Prior to identifying these stages, McBean lists "the seven facts of
business life." Starting with Chapter Three, he devotes a chapter to each of
these and discusses that particular fact in the context of each of the five
stages. So, he discusses the fact five times. While this process makes that
discussion precise and highly relevant to where a business happens to be, it
does result in some repetition. Normally, I consider repetition a negative
but in this case I don't see how the repetition is avoidable without
diminishing the value of the book.
This book does have some negatives.
First of all, it would read much better if someone familiar with Strunk
and White copyedited it. Especially for "needless words." An example is
"past experience." Your experience is, by definition, in the past. A few
cliches, such as "at the end of the day" also show up and you'll find misuse
of "impact" a few times. However, these are mere annoyances. They don't
leave the reader confused about what McBean is trying to say. I suppose not
every highly successful CEO is also an accomplished grammarian, and
expecting that is unrealistic. What we can expect is he can speak and write
in cogent sentences so that you understand the point he's making. McBean
Second, there's the repetition I mentioned earlier (gee, I'm doing it
too!). This book gives me the impression it was written as a series of
independent articles. Maybe that can't be helped, considering the structure
McBean chose. A point he makes repeatedly (and I am not complaining about
that particular repetition) is various aspects of business are intertwined.
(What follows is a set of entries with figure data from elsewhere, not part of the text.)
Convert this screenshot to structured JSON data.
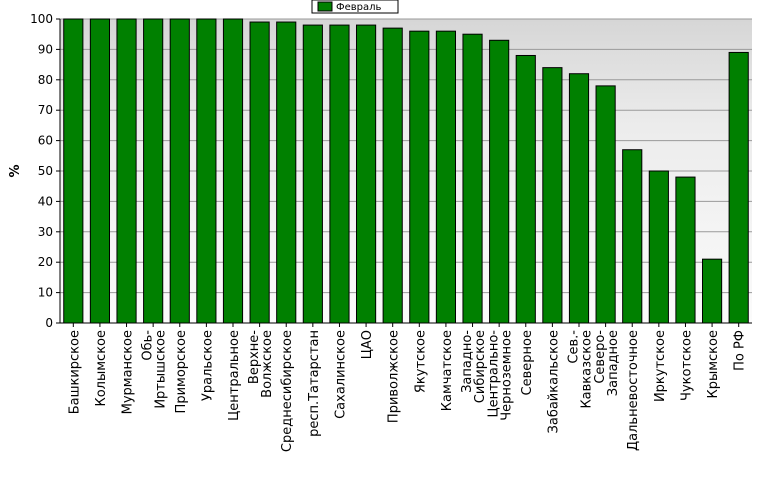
{
  "chart_data": {
    "type": "bar",
    "title": "",
    "xlabel": "",
    "ylabel": "%",
    "ylim": [
      0,
      100
    ],
    "yticks": [
      0,
      10,
      20,
      30,
      40,
      50,
      60,
      70,
      80,
      90,
      100
    ],
    "grid": true,
    "legend_position": "top-center",
    "categories": [
      "Башкирское",
      "Колымское",
      "Мурманское",
      "Обь-Иртышское",
      "Приморское",
      "Уральское",
      "Центральное",
      "Верхне-Волжское",
      "Среднесибирское",
      "респ.Татарстан",
      "Сахалинское",
      "ЦАО",
      "Приволжское",
      "Якутское",
      "Камчатское",
      "Западно-Сибирское",
      "Центрально-Черноземное",
      "Северное",
      "Забайкальское",
      "Сев.-Кавказское",
      "Северо-Западное",
      "Дальневосточное",
      "Иркутское",
      "Чукотское",
      "Крымское",
      "По РФ"
    ],
    "series": [
      {
        "name": "Февраль",
        "color": "#008000",
        "values": [
          100,
          100,
          100,
          100,
          100,
          100,
          100,
          99,
          99,
          98,
          98,
          98,
          97,
          96,
          96,
          95,
          93,
          88,
          84,
          82,
          78,
          57,
          50,
          48,
          21,
          89
        ]
      }
    ]
  }
}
This isn't a mindless tome like "Who Cut The Cheese" or whatever that little
stinker of a book was called. It's a thoughtful narrative on each of a
structured assembly of business topics. How a business owner exerts control
at level three will have considerable overlap with how he exerts control at
level four. The company isn't a completely different animal as it moves from
level to level, nor are its markets or business in general.
This book consists of 9 chapters across 324 pages. It's nicely indexed and
has a thoughtful Foreword contributed by Ken Fisher. Mr. Fisher is a widely
recognized name in the business literature, so his Foreword is a coup for Mr.